Humor e sacrilégio

Na passada sexta-feira, no julgamento que opõe o gozo ao acne, a juíza que a ele preside afirmou que no humor nada é sagrado. Será mesmo assim?

Penso não ser controverso dizer que, em minha casa conto a piada que me apetece, mas que em casa alheia devo ter em conta a audiência no momento da escolha da anedota. Também penso não dizer nada de novo se afirmar que, quando exageramos nas graçolas (tanto na quantidade, como na acidez), será natural que o alvo se melindre. Se se melindrar é natural que reaja e mostre o seu desagrado, ou até que riposte, inclusivamente com violência. Se outros se melindrarem, tomarem como deles a susceptibilidade alheia, também será natural: a empatia é desejável para a vida em sociedade. Até aqui estamos a falar de moral, de convivência entre indivíduos e de personalidade. Estamos a falar de visões e formas de sentir individuais e únicas, apesar de desejavelmente o mais semelhantes possível em animais sociais, como o ser humano. Neste âmbito, podemos dizer que há limites sociais ao humor, ou seja, que devemos ter a susceptibilidade do nosso interlocutor em conta, para que possamos reivindicar o mesmo respeito pela nossa susceptibilidade. Até mesmo para que não percamos um aliado, ou criemos antipatia em relação a nós, é aconselhável não melindrar o outro.
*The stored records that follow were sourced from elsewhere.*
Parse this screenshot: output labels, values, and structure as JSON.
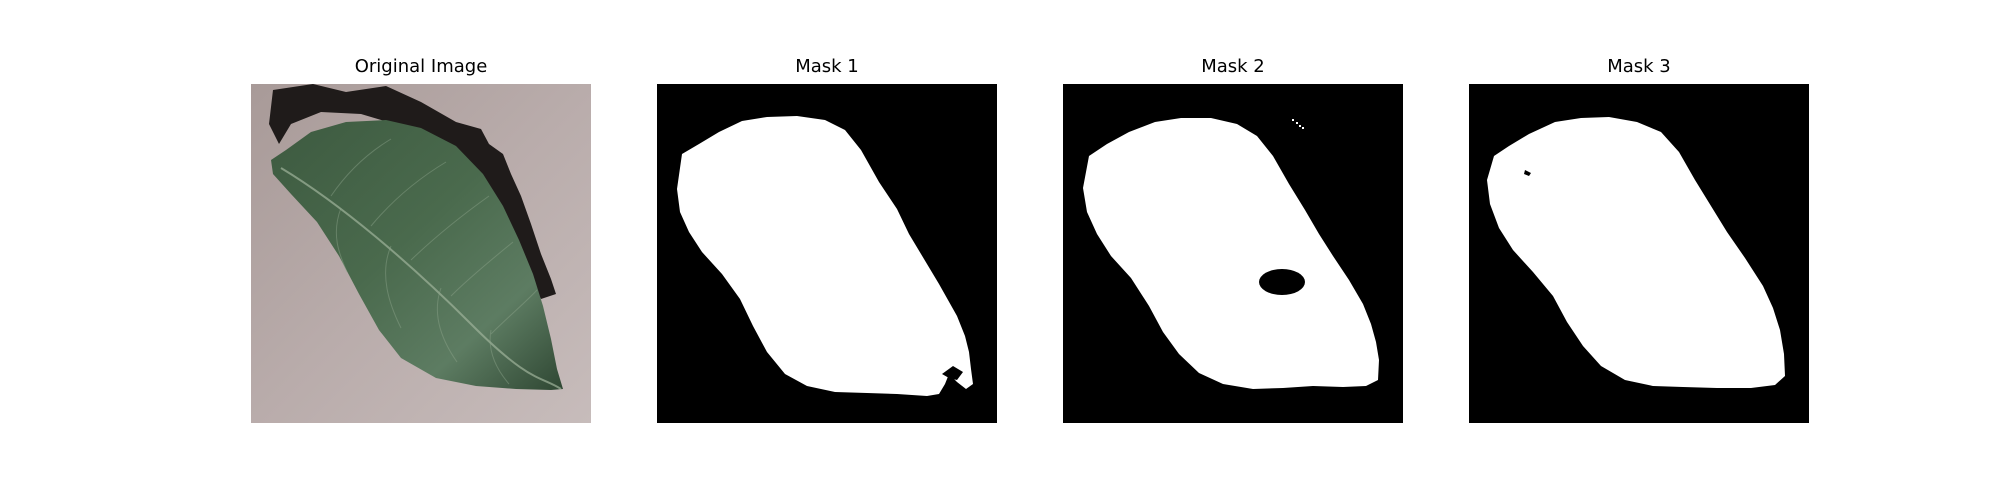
{
  "panels": [
    {
      "title": "Original Image",
      "kind": "photo"
    },
    {
      "title": "Mask 1",
      "kind": "mask"
    },
    {
      "title": "Mask 2",
      "kind": "mask"
    },
    {
      "title": "Mask 3",
      "kind": "mask"
    }
  ],
  "colors": {
    "background": "#ffffff",
    "mask_foreground": "#ffffff",
    "mask_background": "#000000",
    "leaf_dark": "#2f4a34",
    "leaf_light": "#5f7e63",
    "surface": "#b7a9a8",
    "shadow": "#1e1a19"
  }
}
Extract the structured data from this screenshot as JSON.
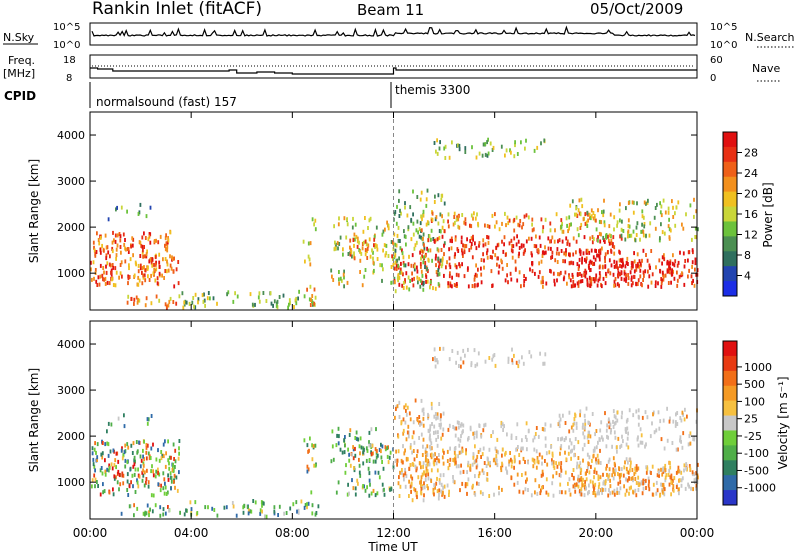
{
  "header": {
    "station": "Rankin Inlet (fitACF)",
    "beam": "Beam 11",
    "date": "05/Oct/2009"
  },
  "noise_panel": {
    "left_label": "N.Sky",
    "left_ticks": [
      "10^5",
      "10^0"
    ],
    "right_label": "N.Search",
    "right_ticks": [
      "10^5",
      "10^0"
    ]
  },
  "freq_panel": {
    "left_label": "Freq.",
    "left_unit": "[MHz]",
    "left_ticks": [
      "18",
      "8"
    ],
    "right_label": "Nave",
    "right_ticks": [
      "60",
      "0"
    ]
  },
  "cpid": {
    "label": "CPID",
    "segments": [
      {
        "name": "normalsound (fast) 157",
        "start_hour": 0
      },
      {
        "name": "themis 3300",
        "start_hour": 12
      }
    ]
  },
  "chart_data": [
    {
      "type": "heatmap",
      "panel": "power",
      "ylabel": "Slant Range [km]",
      "y_ticks": [
        1000,
        2000,
        3000,
        4000
      ],
      "ylim": [
        200,
        4500
      ],
      "colorbar": {
        "label": "Power [dB]",
        "ticks": [
          "4",
          "8",
          "12",
          "16",
          "20",
          "24",
          "28"
        ],
        "colors": [
          "#1c2ee6",
          "#2244b0",
          "#2f6f5e",
          "#4b8f52",
          "#6cc23c",
          "#c9d639",
          "#f0c020",
          "#f3901d",
          "#ef6018",
          "#e83014",
          "#e01010"
        ]
      }
    },
    {
      "type": "heatmap",
      "panel": "velocity",
      "ylabel": "Slant Range [km]",
      "y_ticks": [
        1000,
        2000,
        3000,
        4000
      ],
      "ylim": [
        200,
        4500
      ],
      "colorbar": {
        "label": "Velocity [m s⁻¹]",
        "ticks": [
          "1000",
          "500",
          "100",
          "25",
          "-25",
          "-100",
          "-500",
          "-1000"
        ],
        "colors": [
          "#2a36c8",
          "#2f6aa8",
          "#2f7f60",
          "#4fae48",
          "#6fce3a",
          "#c8c8c8",
          "#f6c040",
          "#f59a24",
          "#f26f18",
          "#e83a12",
          "#e01010"
        ]
      }
    }
  ],
  "x_axis": {
    "ticks": [
      "00:00",
      "04:00",
      "08:00",
      "12:00",
      "16:00",
      "20:00",
      "00:00"
    ],
    "label": "Time UT"
  }
}
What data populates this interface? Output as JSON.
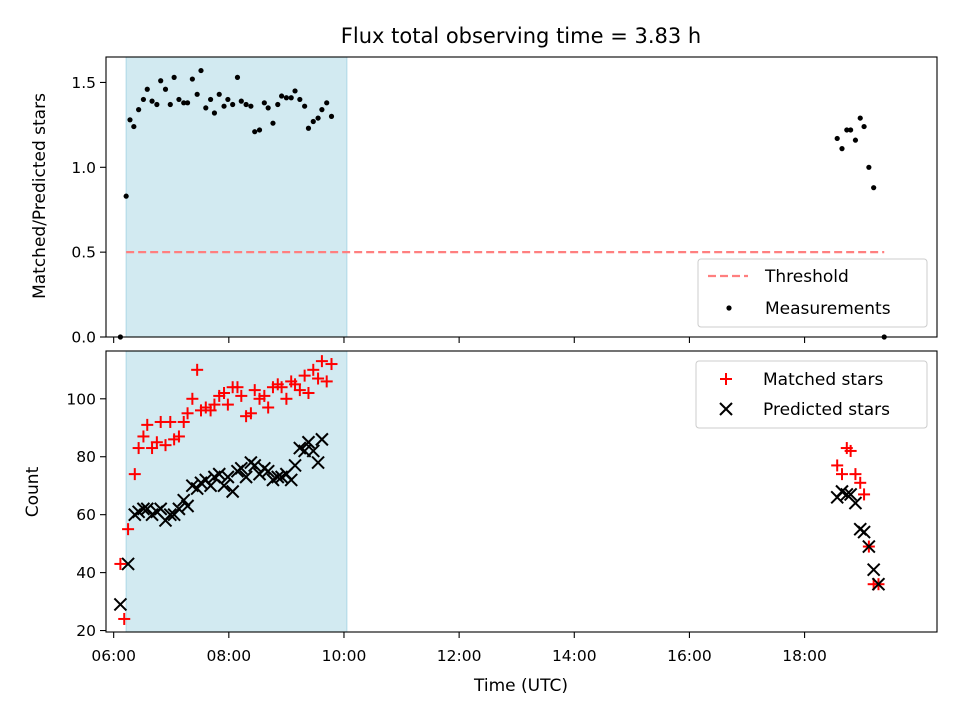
{
  "chart_data": {
    "title": "Flux total observing time = 3.83 h",
    "type": "scatter",
    "xlabel": "Time (UTC)",
    "x_ticks": [
      "06:00",
      "08:00",
      "10:00",
      "12:00",
      "14:00",
      "16:00",
      "18:00"
    ],
    "xlim": [
      "05:52",
      "20:18"
    ],
    "shaded_interval": {
      "start": "06:13",
      "end": "10:03",
      "color": "#add8e6"
    },
    "panels": [
      {
        "name": "ratio",
        "ylabel": "Matched/Predicted stars",
        "ylim": [
          0,
          1.65
        ],
        "y_ticks": [
          0.0,
          0.5,
          1.0,
          1.5
        ],
        "y_tick_labels": [
          "0.0",
          "0.5",
          "1.0",
          "1.5"
        ],
        "legend_position": "lower-right",
        "threshold": {
          "label": "Threshold",
          "value": 0.5,
          "x_start": "06:13",
          "x_end": "19:23",
          "color": "#ff7f7f"
        },
        "measurements": {
          "label": "Measurements",
          "color": "#000000",
          "points": [
            [
              "06:07",
              0.0
            ],
            [
              "06:13",
              0.83
            ],
            [
              "06:17",
              1.28
            ],
            [
              "06:21",
              1.24
            ],
            [
              "06:26",
              1.34
            ],
            [
              "06:31",
              1.4
            ],
            [
              "06:35",
              1.46
            ],
            [
              "06:40",
              1.39
            ],
            [
              "06:45",
              1.37
            ],
            [
              "06:49",
              1.51
            ],
            [
              "06:54",
              1.46
            ],
            [
              "06:59",
              1.37
            ],
            [
              "07:03",
              1.53
            ],
            [
              "07:08",
              1.4
            ],
            [
              "07:13",
              1.38
            ],
            [
              "07:17",
              1.38
            ],
            [
              "07:22",
              1.52
            ],
            [
              "07:27",
              1.43
            ],
            [
              "07:31",
              1.57
            ],
            [
              "07:36",
              1.35
            ],
            [
              "07:41",
              1.4
            ],
            [
              "07:45",
              1.32
            ],
            [
              "07:50",
              1.43
            ],
            [
              "07:55",
              1.36
            ],
            [
              "07:59",
              1.4
            ],
            [
              "08:04",
              1.37
            ],
            [
              "08:09",
              1.53
            ],
            [
              "08:13",
              1.39
            ],
            [
              "08:18",
              1.37
            ],
            [
              "08:23",
              1.36
            ],
            [
              "08:27",
              1.21
            ],
            [
              "08:32",
              1.22
            ],
            [
              "08:37",
              1.38
            ],
            [
              "08:41",
              1.35
            ],
            [
              "08:46",
              1.26
            ],
            [
              "08:51",
              1.37
            ],
            [
              "08:55",
              1.42
            ],
            [
              "09:00",
              1.41
            ],
            [
              "09:05",
              1.41
            ],
            [
              "09:09",
              1.45
            ],
            [
              "09:14",
              1.4
            ],
            [
              "09:19",
              1.36
            ],
            [
              "09:23",
              1.23
            ],
            [
              "09:28",
              1.27
            ],
            [
              "09:33",
              1.29
            ],
            [
              "09:37",
              1.34
            ],
            [
              "09:42",
              1.38
            ],
            [
              "09:47",
              1.3
            ],
            [
              "18:34",
              1.17
            ],
            [
              "18:39",
              1.11
            ],
            [
              "18:44",
              1.22
            ],
            [
              "18:48",
              1.22
            ],
            [
              "18:53",
              1.16
            ],
            [
              "18:58",
              1.29
            ],
            [
              "19:02",
              1.24
            ],
            [
              "19:07",
              1.0
            ],
            [
              "19:12",
              0.88
            ],
            [
              "19:23",
              0.0
            ]
          ]
        }
      },
      {
        "name": "counts",
        "ylabel": "Count",
        "ylim": [
          19.5,
          116.5
        ],
        "y_ticks": [
          20,
          40,
          60,
          80,
          100
        ],
        "y_tick_labels": [
          "20",
          "40",
          "60",
          "80",
          "100"
        ],
        "legend_position": "upper-right",
        "series": [
          {
            "name": "Matched stars",
            "marker": "plus",
            "color": "#ff0000",
            "points": [
              [
                "06:07",
                43
              ],
              [
                "06:11",
                24
              ],
              [
                "06:15",
                55
              ],
              [
                "06:22",
                74
              ],
              [
                "06:26",
                83
              ],
              [
                "06:31",
                87
              ],
              [
                "06:35",
                91
              ],
              [
                "06:40",
                83
              ],
              [
                "06:45",
                85
              ],
              [
                "06:49",
                92
              ],
              [
                "06:54",
                84
              ],
              [
                "06:59",
                92
              ],
              [
                "07:03",
                86
              ],
              [
                "07:08",
                87
              ],
              [
                "07:13",
                92
              ],
              [
                "07:17",
                95
              ],
              [
                "07:22",
                100
              ],
              [
                "07:27",
                110
              ],
              [
                "07:31",
                96
              ],
              [
                "07:36",
                97
              ],
              [
                "07:41",
                96
              ],
              [
                "07:45",
                98
              ],
              [
                "07:50",
                101
              ],
              [
                "07:55",
                102
              ],
              [
                "07:59",
                98
              ],
              [
                "08:04",
                104
              ],
              [
                "08:09",
                104
              ],
              [
                "08:13",
                101
              ],
              [
                "08:18",
                94
              ],
              [
                "08:23",
                95
              ],
              [
                "08:27",
                103
              ],
              [
                "08:32",
                100
              ],
              [
                "08:37",
                101
              ],
              [
                "08:41",
                97
              ],
              [
                "08:46",
                104
              ],
              [
                "08:51",
                105
              ],
              [
                "08:55",
                104
              ],
              [
                "09:00",
                100
              ],
              [
                "09:05",
                106
              ],
              [
                "09:09",
                105
              ],
              [
                "09:14",
                103
              ],
              [
                "09:19",
                108
              ],
              [
                "09:23",
                102
              ],
              [
                "09:28",
                110
              ],
              [
                "09:33",
                107
              ],
              [
                "09:37",
                113
              ],
              [
                "09:42",
                106
              ],
              [
                "09:47",
                112
              ],
              [
                "18:34",
                77
              ],
              [
                "18:39",
                74
              ],
              [
                "18:44",
                83
              ],
              [
                "18:48",
                82
              ],
              [
                "18:53",
                74
              ],
              [
                "18:58",
                71
              ],
              [
                "19:02",
                67
              ],
              [
                "19:07",
                49
              ],
              [
                "19:12",
                36
              ],
              [
                "19:17",
                36
              ]
            ]
          },
          {
            "name": "Predicted stars",
            "marker": "x",
            "color": "#000000",
            "points": [
              [
                "06:07",
                29
              ],
              [
                "06:15",
                43
              ],
              [
                "06:22",
                60
              ],
              [
                "06:26",
                61
              ],
              [
                "06:31",
                62
              ],
              [
                "06:35",
                62
              ],
              [
                "06:40",
                60
              ],
              [
                "06:45",
                61
              ],
              [
                "06:49",
                62
              ],
              [
                "06:54",
                58
              ],
              [
                "06:59",
                60
              ],
              [
                "07:03",
                60
              ],
              [
                "07:08",
                62
              ],
              [
                "07:13",
                65
              ],
              [
                "07:17",
                63
              ],
              [
                "07:22",
                70
              ],
              [
                "07:27",
                69
              ],
              [
                "07:31",
                71
              ],
              [
                "07:36",
                72
              ],
              [
                "07:41",
                70
              ],
              [
                "07:45",
                73
              ],
              [
                "07:50",
                74
              ],
              [
                "07:55",
                70
              ],
              [
                "07:59",
                73
              ],
              [
                "08:04",
                68
              ],
              [
                "08:09",
                75
              ],
              [
                "08:13",
                76
              ],
              [
                "08:18",
                73
              ],
              [
                "08:23",
                78
              ],
              [
                "08:27",
                77
              ],
              [
                "08:32",
                74
              ],
              [
                "08:37",
                76
              ],
              [
                "08:41",
                75
              ],
              [
                "08:46",
                72
              ],
              [
                "08:51",
                73
              ],
              [
                "08:55",
                73
              ],
              [
                "09:00",
                74
              ],
              [
                "09:05",
                72
              ],
              [
                "09:09",
                77
              ],
              [
                "09:14",
                83
              ],
              [
                "09:19",
                82
              ],
              [
                "09:23",
                85
              ],
              [
                "09:28",
                82
              ],
              [
                "09:33",
                78
              ],
              [
                "09:37",
                86
              ],
              [
                "18:34",
                66
              ],
              [
                "18:39",
                68
              ],
              [
                "18:44",
                67
              ],
              [
                "18:48",
                67
              ],
              [
                "18:53",
                64
              ],
              [
                "18:58",
                55
              ],
              [
                "19:02",
                54
              ],
              [
                "19:07",
                49
              ],
              [
                "19:12",
                41
              ],
              [
                "19:17",
                36
              ]
            ]
          }
        ]
      }
    ]
  }
}
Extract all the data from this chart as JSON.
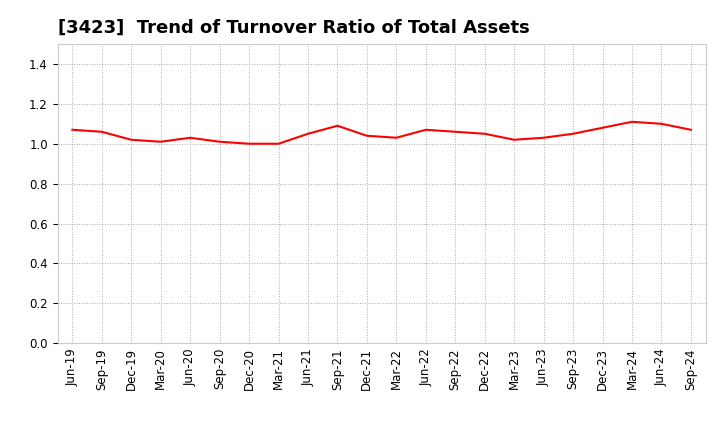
{
  "title": "[3423]  Trend of Turnover Ratio of Total Assets",
  "x_labels": [
    "Jun-19",
    "Sep-19",
    "Dec-19",
    "Mar-20",
    "Jun-20",
    "Sep-20",
    "Dec-20",
    "Mar-21",
    "Jun-21",
    "Sep-21",
    "Dec-21",
    "Mar-22",
    "Jun-22",
    "Sep-22",
    "Dec-22",
    "Mar-23",
    "Jun-23",
    "Sep-23",
    "Dec-23",
    "Mar-24",
    "Jun-24",
    "Sep-24"
  ],
  "y_values": [
    1.07,
    1.06,
    1.02,
    1.01,
    1.03,
    1.01,
    1.0,
    1.0,
    1.05,
    1.09,
    1.04,
    1.03,
    1.07,
    1.06,
    1.05,
    1.02,
    1.03,
    1.05,
    1.08,
    1.11,
    1.1,
    1.07
  ],
  "line_color": "#FF0000",
  "line_width": 1.5,
  "ylim": [
    0.0,
    1.5
  ],
  "yticks": [
    0.0,
    0.2,
    0.4,
    0.6,
    0.8,
    1.0,
    1.2,
    1.4
  ],
  "grid_color": "#AAAAAA",
  "bg_color": "#FFFFFF",
  "title_fontsize": 13,
  "tick_fontsize": 8.5
}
O problema destas susceptibilidades é que não são todas iguais. O sagrado, que a juíza afirmou não existir para o humor, é diferente para cada indivíduo, ou seja, há tantos limites sagrados quantos seres humanos na Terra. Se nos viramos para terceiros para que regulem os limites, para que forcem a juíza a recuar na sua afirmação, temos de definir o sagrado primeiro. Quem o fará? Em que parâmetros? Qual o nível de consenso exigido? Qual o preço a pagar?

O humor é, na sua natureza, disruptivo e provocador. Quando o meu filho de sete anos chegou a casa e me quis contar uma graçola, perguntou-me o que era um fantasma. Perante a minha admissão de ignorância, ele disse-me que era um pum flutuante e desatou a rir-se; e eu com ele (um pouco menos, confesso, que o miúdo riu-se mesmo muito). E eu não me ri por simpatia pelo meu filho; ri-me porque fui surpreendido, chocado com a disrupção da realidade que aquela lógica me provocou. Eu não passei a acreditar que um fantasma é um pum flutuante, mas achei, com surpresa e choque (afinal, é uma piada algo escatológica), que a lógica tinha mérito. Percebi o que o fez rir.

Outra coisa que humor faz é crítica social. Sempre que se faz crítica, seja ela gastronómica, literária, cinematográfica, etc., o risco de ofender é grande. Quando, por exemplo, o músico Tatanka disse, não sei a que concorrente de um famoso concurso de talentos, “entraste ali num campo muito delicado qu’é: assassinaste uma música destas e eu tive de te mandar parar”, está a ser bastante violento na sua crítica. Tenho a certeza de que o alvo se deve ter sentido bastante ofendido e, se for uma pessoa susceptível, não duvido que se possa ter sentido deprimido e sentido o acne a chegar, nem que fosse por momentos — e não era humor. Deve o artista/júri ser, por tão dura crítica, alvo do sistema judicial? Há limites na crítica pública?

O concorrente, naquela situação, ofereceu-se à crítica? É verdade. Não se oferece à crítica quem se lança, voluntariamente, na vida pública e em ocupações em que a aceitação do público é essencial?

No humor nada é sagrado? O sagrado é subjectivo. A lei deve ser objectiva.